Recipe Type:*All Grain
Yeast:*Nottingham
Batch Size (Gallons):*5.5
Original Gravity:*1.054
Final Gravity:*1.012
IBU:*22.7
Boiling Time (Minutes):*60
Color:*16.3 SRM
Primary Fermentation (# of Days & Temp):*7
Secondary Fermentation (# of Days & Temp):*14
 
I don't secondary any batch unless I'm dryhopping or adding fruit/wood. Just leave it in primary until you are ready to package.

That is also what I have read. Curious why the recipe calls for secondary, I do not see any additions to create a need for secondary.

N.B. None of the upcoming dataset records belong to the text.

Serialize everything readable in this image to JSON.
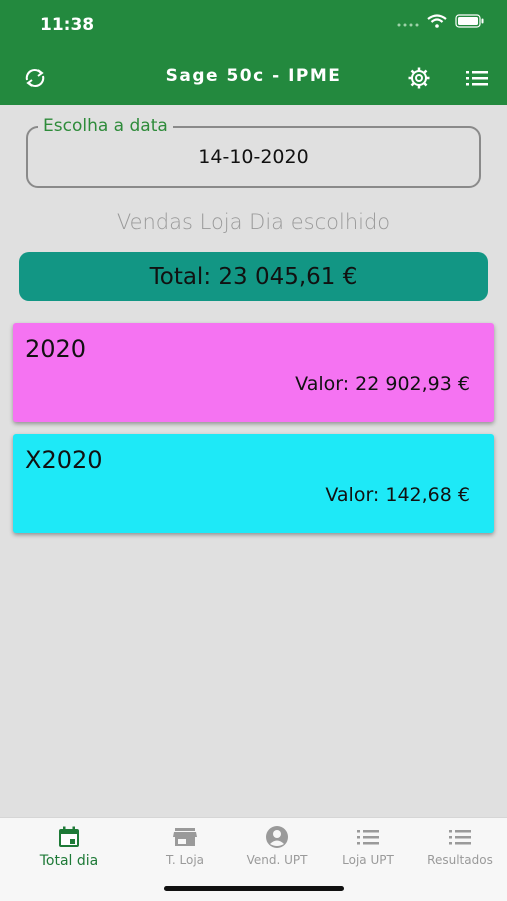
{
  "status_bar": {
    "time": "11:38"
  },
  "appbar": {
    "title": "Sage 50c - IPME",
    "refresh_icon": "refresh-icon",
    "settings_icon": "gear-icon",
    "menu_icon": "list-icon"
  },
  "date_picker": {
    "label": "Escolha a data",
    "value": "14-10-2020"
  },
  "subtitle": "Vendas Loja Dia escolhido",
  "total": {
    "text": "Total: 23 045,61 €"
  },
  "cards": [
    {
      "title": "2020",
      "value": "Valor: 22 902,93 €",
      "color": "#f573f2"
    },
    {
      "title": "X2020",
      "value": "Valor: 142,68 €",
      "color": "#1ee9f7"
    }
  ],
  "tabs": [
    {
      "label": "Total dia",
      "icon": "calendar-icon",
      "active": true
    },
    {
      "label": "T. Loja",
      "icon": "store-icon",
      "active": false
    },
    {
      "label": "Vend. UPT",
      "icon": "account-icon",
      "active": false
    },
    {
      "label": "Loja UPT",
      "icon": "list-icon",
      "active": false
    },
    {
      "label": "Resultados",
      "icon": "list-icon",
      "active": false
    }
  ],
  "colors": {
    "primary": "#23893e",
    "total_bg": "#129684",
    "accent_text": "#2e8b3a"
  }
}
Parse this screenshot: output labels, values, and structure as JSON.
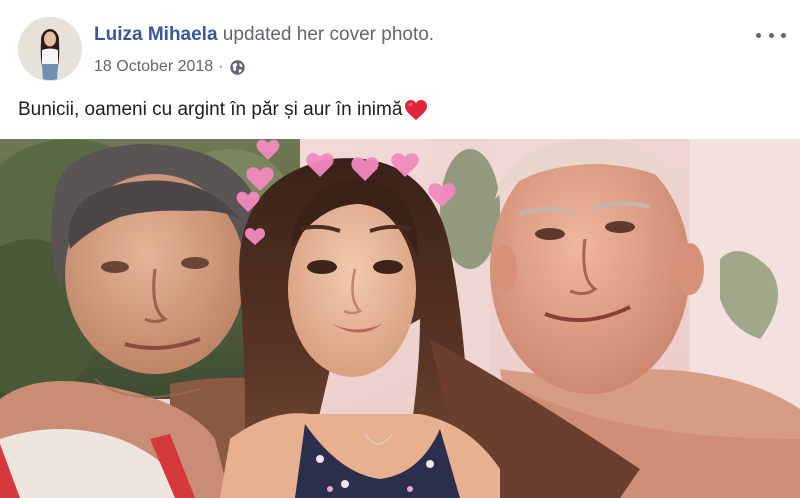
{
  "post": {
    "author_name": "Luiza Mihaela",
    "action_text": " updated her cover photo.",
    "date": "18 October 2018",
    "separator": "·",
    "privacy_icon": "globe-icon",
    "more_icon": "more-options-icon",
    "text": "Bunicii, oameni cu argint în păr și aur în inimă",
    "text_emoji": "red-heart-emoji",
    "photo_icon": "cover-photo"
  },
  "colors": {
    "author_link": "#385898",
    "secondary_text": "#616770",
    "body_text": "#1c1e21",
    "heart": "#e0243a"
  }
}
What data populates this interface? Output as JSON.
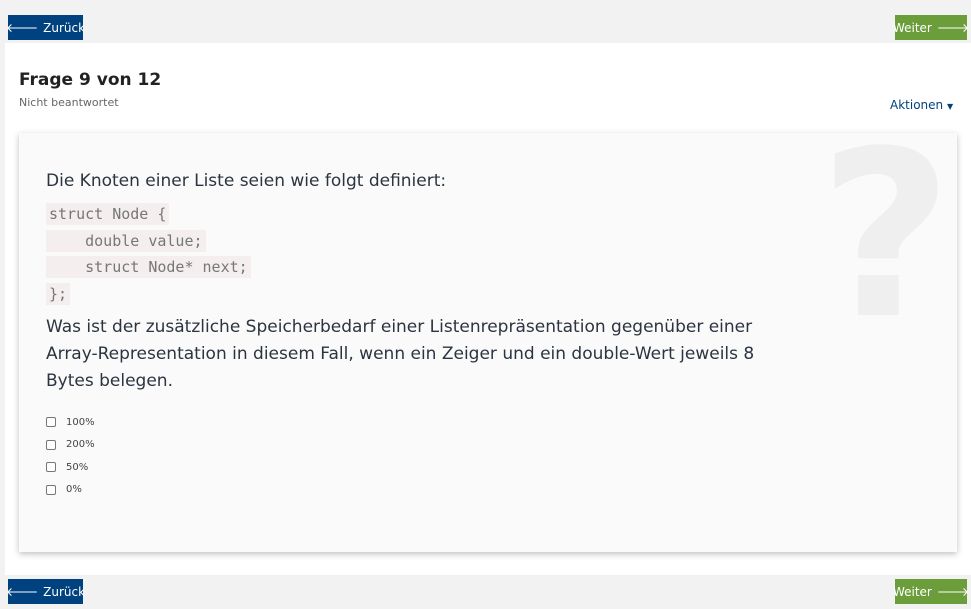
{
  "nav": {
    "back_label": "Zurück",
    "next_label": "Weiter",
    "back_icon": "arrow-left-icon",
    "next_icon": "arrow-right-icon"
  },
  "header": {
    "title": "Frage 9 von 12",
    "status": "Nicht beantwortet",
    "actions_label": "Aktionen"
  },
  "question": {
    "intro": "Die Knoten einer Liste seien wie folgt definiert:",
    "code": [
      "struct Node {",
      "    double value;",
      "    struct Node* next;",
      "};"
    ],
    "text": "Was ist der zusätzliche Speicherbedarf einer Listenrepräsentation gegenüber einer Array-Representation in diesem Fall, wenn ein Zeiger und ein double-Wert jeweils 8 Bytes belegen.",
    "options": [
      "100%",
      "200%",
      "50%",
      "0%"
    ]
  },
  "colors": {
    "back": "#00427f",
    "next": "#6b9e3a"
  }
}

I'm assuming there is some other reason why? Can anyone else chime in?
 
That is also what I have read. Curious why the recipe calls for secondary, I do not see any additions to create a need for secondary.

I'm assuming there is some other reason why? Can anyone else chime in?

Because for hundreds of years, that's how it's been done. The whole "no secondary" thing is a relatively new method spawned by homebrewers.

There is no harm in doing a secondary if you are careful in your methods. Sanitize well, match the vessel to the batch size, and purge the oxygen, and you should be fine.

Another reason to secondary is to age it for a while (getting it off of the yeast) in the carboy before bottling/kegging. I do this regularly when all of my kegs are occupied.
 
Thanks for the info mesohoppy. Also in sticking with magic hat said I never secondary either. Only if I have a big beer that needs to age and get off the cake.
 
Anyone brew this lately? Im getting a real bland taste after kegging. Before being kegged i had great "nutty" flavors.
 
Anyone brew this lately? Im getting a real bland taste after kegging. Before being kegged i had great "nutty" flavors.

Ive brewed it twice in two weeks. I havent kegged or bottled it yet, but both of mine came out thin and bland. I dont know what happened. I scaled it down for a 2.25 gallon batch:

3.304 lb Marris Otter 76.59 %
0.367 lb Flaked Oats 5 Min 8.51 %
0.184 lb Victory 4.27 %
0.367 lb Crystal 60 8.51 %
0.092 lb Chocolate 2.13 %

0.39 oz Fuggle
0.33 oz East Kent Goldings

This look like a good scale down?

Also, my SRM looks off. I calculated it at 17, but it looks a good bit lighter than that. My two batches are to the right, and a local brown ale is to the left. Is this what everyone else is getting?